With the ink barely dry on LOI’s from national signing day last month, it was beyond imperative that West Virginia finds the right person to immediately hit the ground running and ensure that whatever strides were made in recruiting the last few years didn’t immediately go up in flames.  Based on the reactions from current players who have met with him and the fact that work continued all the way through the national title game, I’d say Neal Brown already has a handle on any issues related to perception.

Make no mistake, there is a long road ahead encompassing everything from filling out assistant coach vacancies, to fleshing out schemes and concepts to getting every last player and staff member bought into the Brown brand.  No level of success is guaranteed and Neal Brown has yet to coach a down at West Virginia.  Having just inherited a program that has largely fallen short in the past eight seasons, the idea of a year zero for Neal Brown might make some fans wring their hands, but it might also be necessary.

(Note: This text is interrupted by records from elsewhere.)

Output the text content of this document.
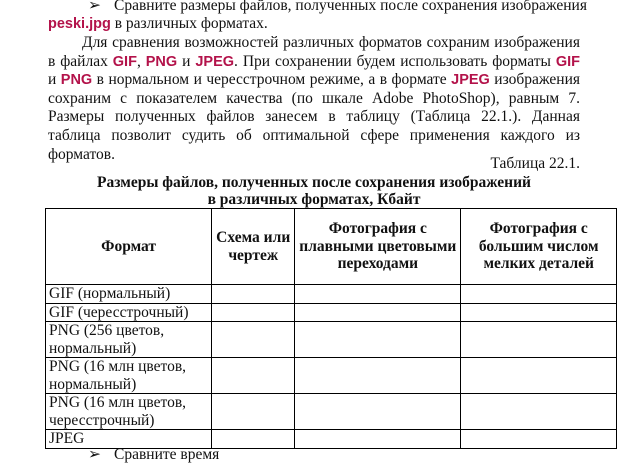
➢ Сравните размеры файлов, полученных после сохранения изображения
peski.jpg в различных форматах.
Для сравнения возможностей различных форматов сохраним изображения в файлах GIF, PNG и JPEG. При сохранении будем использовать форматы GIF и PNG в нормальном и чересстрочном режиме, а в формате JPEG изображения сохраним с показателем качества (по шкале Adobe PhotoShop), равным 7. Размеры полученных файлов занесем в таблицу (Таблица 22.1.). Данная таблица позволит судить об оптимальной сфере применения каждого из форматов.
Таблица 22.1.
Размеры файлов, полученных после сохранения изображений
в различных форматах, Кбайт
Формат	Схема или чертеж	Фотография с плавными цветовыми переходами	Фотография с большим числом мелких деталей
GIF (нормальный)			
GIF (чересстрочный)			
PNG (256 цветов, нормальный)			
PNG (16 млн цветов, нормальный)			
PNG (16 млн цветов, чересстрочный)			
JPEG			
➢ Сравните время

The key point is this: Shane Lyons’ pursuit of the next head coach at West Virginia was a thankless task.  With no heir apparent within the program and no one outside kicking the door in, a from-scratch treasure hunt needed to be conducted in an unforgivingly small window of time and needed to please not only the players inside the team room but also the fans and the recruiting base watching from the periphery.  Opinions differ on whether or not Tony Gibson should have been elevated or a P5 veteran like Butch Jones would have been a quicker plug-in or if Lyons should have conceded to Holgorsen’s demand for an extension.  None of it matters now, because Neal Brown was, by country road-miles, the best possible option for the open seat in Morgantown.

With Brown now on campus, it’s left to him and his slowly materializing staff to get to work.  Nehlen built West Virginia into a national player.  Rodriguez made West Virginia into an offensive gale-force.  Stewart was fueled by hearts and minds while keeping West Virginia on the rails and Holgorsen provided aerial fireworks and sound bites in equal measure with little real payoff.  What Brown’s legacy will be is anyone’s guess.  The proverbial “next step”, the one that Clemson seemed to take from 2013 on, where it went from sometime-conference contender to confirmed royalty, is the task given to the Kentucky native.  What Neal Brown and his staff did down in little Troy, AL, is nothing short of magic.  If the same magic can be replicated in Morgantown, history will show that not only that Shane Lyons demonstrated flawless decision-making at a critical juncture, but that bringing Neal Brown to West Virginia may well be the best hire this football program has ever made.